An economic recovery some see coming in 2010 may seem a long way off, but it triggered late-night sweats among developers eager to start building $435-million in local retail projects slated to open by then.
A 2010 opening means construction must start in 2009 for projects with an all-clear from government planners. Yet the credit crunch, frugal shoppers and skittish retailers have stalled the retail boom along the Interstate 75 corridor east of Tampa south to Sarasota.
A growing crowd is waiting for the clouds to part.

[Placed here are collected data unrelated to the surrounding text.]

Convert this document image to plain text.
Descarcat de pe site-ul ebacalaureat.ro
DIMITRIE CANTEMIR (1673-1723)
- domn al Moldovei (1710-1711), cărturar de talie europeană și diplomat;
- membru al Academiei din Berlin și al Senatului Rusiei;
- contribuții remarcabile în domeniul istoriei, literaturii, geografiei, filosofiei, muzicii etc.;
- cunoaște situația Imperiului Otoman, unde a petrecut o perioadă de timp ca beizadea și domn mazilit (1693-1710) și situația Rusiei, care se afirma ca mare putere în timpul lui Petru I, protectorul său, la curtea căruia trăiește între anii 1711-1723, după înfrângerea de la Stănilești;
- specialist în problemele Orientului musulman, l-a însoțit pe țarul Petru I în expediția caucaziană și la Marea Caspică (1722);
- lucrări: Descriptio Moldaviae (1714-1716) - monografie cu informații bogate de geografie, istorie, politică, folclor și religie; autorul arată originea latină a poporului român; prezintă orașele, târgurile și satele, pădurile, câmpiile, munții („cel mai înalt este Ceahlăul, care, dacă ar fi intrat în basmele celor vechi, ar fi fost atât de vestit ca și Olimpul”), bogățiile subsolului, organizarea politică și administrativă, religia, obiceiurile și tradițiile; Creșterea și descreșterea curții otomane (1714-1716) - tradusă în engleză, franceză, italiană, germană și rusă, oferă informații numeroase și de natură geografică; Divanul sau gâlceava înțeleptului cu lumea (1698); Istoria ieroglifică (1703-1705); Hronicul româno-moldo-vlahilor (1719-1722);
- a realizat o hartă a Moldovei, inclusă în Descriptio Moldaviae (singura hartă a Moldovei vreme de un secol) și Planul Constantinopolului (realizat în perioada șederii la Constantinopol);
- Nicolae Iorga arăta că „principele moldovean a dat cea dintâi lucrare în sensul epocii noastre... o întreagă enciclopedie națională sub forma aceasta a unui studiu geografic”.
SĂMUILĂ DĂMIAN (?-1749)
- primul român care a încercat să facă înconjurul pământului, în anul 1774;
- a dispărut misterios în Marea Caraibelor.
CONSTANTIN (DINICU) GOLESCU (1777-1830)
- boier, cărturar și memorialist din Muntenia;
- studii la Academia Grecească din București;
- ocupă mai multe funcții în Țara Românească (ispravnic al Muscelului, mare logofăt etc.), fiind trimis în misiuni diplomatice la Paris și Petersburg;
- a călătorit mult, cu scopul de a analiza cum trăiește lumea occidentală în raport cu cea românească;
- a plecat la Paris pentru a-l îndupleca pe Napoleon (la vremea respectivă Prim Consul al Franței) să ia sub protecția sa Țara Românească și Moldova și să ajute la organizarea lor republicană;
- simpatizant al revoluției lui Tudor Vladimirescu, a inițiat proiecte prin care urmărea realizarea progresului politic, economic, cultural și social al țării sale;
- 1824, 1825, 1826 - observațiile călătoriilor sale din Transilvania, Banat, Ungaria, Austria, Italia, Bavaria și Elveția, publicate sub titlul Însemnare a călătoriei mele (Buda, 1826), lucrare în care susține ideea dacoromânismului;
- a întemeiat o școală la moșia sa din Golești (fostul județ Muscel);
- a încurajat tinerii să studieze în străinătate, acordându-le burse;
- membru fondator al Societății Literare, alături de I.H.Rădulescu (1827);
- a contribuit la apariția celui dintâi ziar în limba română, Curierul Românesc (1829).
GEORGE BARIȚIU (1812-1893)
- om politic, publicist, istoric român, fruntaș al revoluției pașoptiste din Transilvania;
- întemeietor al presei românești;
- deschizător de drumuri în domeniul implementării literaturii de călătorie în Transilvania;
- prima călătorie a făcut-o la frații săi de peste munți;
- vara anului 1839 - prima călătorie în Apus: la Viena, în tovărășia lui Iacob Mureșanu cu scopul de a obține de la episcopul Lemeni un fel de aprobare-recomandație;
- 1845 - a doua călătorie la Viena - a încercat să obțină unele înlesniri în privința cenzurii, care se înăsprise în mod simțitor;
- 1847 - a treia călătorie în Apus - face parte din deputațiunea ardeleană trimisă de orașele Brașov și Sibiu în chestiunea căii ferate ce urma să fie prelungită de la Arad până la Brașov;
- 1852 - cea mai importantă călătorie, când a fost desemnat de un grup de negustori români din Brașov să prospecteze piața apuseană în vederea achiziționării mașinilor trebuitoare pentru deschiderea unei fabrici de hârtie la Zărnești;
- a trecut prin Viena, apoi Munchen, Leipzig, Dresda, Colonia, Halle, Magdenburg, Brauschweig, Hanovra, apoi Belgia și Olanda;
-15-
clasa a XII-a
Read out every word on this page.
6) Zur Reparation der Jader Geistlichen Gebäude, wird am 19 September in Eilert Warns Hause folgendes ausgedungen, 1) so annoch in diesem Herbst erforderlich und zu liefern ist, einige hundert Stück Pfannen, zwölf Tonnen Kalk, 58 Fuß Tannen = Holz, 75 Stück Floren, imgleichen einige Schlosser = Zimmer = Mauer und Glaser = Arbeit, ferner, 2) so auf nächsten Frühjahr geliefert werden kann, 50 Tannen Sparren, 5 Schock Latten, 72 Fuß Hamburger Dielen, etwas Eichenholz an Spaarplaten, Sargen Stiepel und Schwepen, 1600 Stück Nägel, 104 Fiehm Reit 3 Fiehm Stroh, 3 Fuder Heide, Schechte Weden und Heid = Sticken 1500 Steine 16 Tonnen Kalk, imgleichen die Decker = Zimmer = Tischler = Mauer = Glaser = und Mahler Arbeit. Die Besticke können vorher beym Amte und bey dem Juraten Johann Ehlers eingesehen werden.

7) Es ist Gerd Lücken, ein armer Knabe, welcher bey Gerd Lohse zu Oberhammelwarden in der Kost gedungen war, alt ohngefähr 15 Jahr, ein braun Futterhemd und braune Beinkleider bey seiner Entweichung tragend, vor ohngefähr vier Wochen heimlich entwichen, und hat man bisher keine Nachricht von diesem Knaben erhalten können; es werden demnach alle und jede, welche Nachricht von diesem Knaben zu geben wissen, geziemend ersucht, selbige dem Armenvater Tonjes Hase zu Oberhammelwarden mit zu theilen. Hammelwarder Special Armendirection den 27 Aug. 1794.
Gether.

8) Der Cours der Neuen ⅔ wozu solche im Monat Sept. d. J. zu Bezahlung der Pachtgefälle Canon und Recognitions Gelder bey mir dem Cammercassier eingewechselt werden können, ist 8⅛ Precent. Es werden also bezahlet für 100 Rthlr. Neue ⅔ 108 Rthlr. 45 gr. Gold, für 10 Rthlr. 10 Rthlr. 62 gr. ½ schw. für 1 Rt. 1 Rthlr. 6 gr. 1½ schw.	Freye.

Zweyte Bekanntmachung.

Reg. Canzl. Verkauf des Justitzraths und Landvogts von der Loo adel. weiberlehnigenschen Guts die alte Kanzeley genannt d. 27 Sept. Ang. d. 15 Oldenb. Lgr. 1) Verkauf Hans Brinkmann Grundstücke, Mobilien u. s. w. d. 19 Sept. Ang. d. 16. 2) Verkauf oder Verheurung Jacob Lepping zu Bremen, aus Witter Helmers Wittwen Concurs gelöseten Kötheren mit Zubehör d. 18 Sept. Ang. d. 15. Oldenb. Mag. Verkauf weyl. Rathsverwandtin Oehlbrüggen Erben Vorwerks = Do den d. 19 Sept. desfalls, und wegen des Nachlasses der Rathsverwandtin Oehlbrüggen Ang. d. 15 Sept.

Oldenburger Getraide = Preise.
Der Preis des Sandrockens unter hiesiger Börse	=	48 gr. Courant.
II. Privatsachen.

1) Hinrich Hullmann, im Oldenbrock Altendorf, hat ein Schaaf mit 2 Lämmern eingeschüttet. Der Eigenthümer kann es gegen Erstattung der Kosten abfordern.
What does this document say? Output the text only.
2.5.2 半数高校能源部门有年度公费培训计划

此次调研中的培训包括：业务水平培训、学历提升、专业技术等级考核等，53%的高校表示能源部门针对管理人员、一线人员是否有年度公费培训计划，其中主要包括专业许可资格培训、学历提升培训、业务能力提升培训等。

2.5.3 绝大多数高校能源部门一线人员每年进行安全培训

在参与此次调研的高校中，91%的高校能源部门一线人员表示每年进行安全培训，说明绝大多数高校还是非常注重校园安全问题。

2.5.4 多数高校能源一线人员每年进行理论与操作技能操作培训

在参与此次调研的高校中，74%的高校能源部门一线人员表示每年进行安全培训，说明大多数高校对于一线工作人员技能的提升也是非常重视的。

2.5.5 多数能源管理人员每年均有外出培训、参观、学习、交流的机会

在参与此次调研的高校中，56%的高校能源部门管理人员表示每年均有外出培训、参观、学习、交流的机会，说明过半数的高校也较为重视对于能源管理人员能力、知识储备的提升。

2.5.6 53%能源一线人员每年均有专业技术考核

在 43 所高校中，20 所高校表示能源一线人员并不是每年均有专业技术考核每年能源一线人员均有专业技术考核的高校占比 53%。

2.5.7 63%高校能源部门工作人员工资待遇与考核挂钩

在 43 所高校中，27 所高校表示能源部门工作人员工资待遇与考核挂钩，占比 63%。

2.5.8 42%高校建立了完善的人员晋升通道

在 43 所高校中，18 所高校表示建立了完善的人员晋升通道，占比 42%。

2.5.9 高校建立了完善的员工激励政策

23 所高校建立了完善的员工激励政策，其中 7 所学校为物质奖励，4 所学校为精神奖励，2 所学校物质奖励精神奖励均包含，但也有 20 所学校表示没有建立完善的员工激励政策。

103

Prime Outlets Ellenton put its 30-store, $35-million expansion on indefinite hold. Benderson Development stalled the start of University Towne Center at University Parkway in Sarasota, which is to be anchored by Nordstrom, Macy's and Neiman Marcus, until a 2011 or later opening after Neiman asked to wait. SouthShore Commons, a $200-million, outdoor big box store and Main Street-style center that was to start this spring at I-75 and Big Bend Road in Riverview has been delayed to a 2011 opening.
"We've got Nationwide Realty as a partner, so it's not about the money," said Jay Miller, vice president of Cincinnati developer Equity Inc. "It's the economy, and at the request of two of our anchor retailers."
Barry Diller's pockets jingle all the way
Barry Diller's 13-year reign at St. Petersburg-based HSN made him a billionaire. The onetime Hollywood mogul used the TV shopping network as launchpad for relentless wheeling and dealing that created his e-commerce empire IAC/InterActiveCorp.
Shareholders didn't fare well with a return on investment of only 1.3 percent in 2007, but Diller came out in clover. He walked off with $184-million in compensation, mainly through stock grants and options. That was good enough to rank him as second-highest-paid CEO in the United States and Canada, according to an annual ranking from researchers at Corporate Library, right behind Oracle's Larry Ellison with $192-million.
It marked the third year in four that Diller made the top 10.
Diller's compensation equaled 2.9 percent of all IAC revenue. Add in his payout from Expedia Inc., the online travel Web site IAC spun off in 2007, and Diller would have been No. 1 again with $437-million.
Clock ticks down but shoppers stall in malls
Malls were jammed over the weekend. But with nine shopping days left until Christmas, people report spending less and are behind last year's pace stocking up for the holiday. Only 8 percent of shoppers are finished, while 41-million shoppers have yet to start. That's according to National Retail Federation research that found more people (66 percent) paying cash or using debit cards to spurn credit cards.
As if there weren't already enough factors conspiring against retailers, a false fire alarm interrupted the late afternoon action at International Plaza on Saturday.
See's Candies fans get sweet opportunity
Floridians hailing from out West have long claimed See's Candies is tops. Except for a store in Chicago, the candies aren't regularly found east of the Mississippi. Fans get such a craving for the chocolates that the San Francisco company owned by Warren Buffett set up shop with holiday season kiosks at area malls for the eighth year.
The chocolates are found locally at all three Westfield malls and International Plaza. Or you can buy See's online.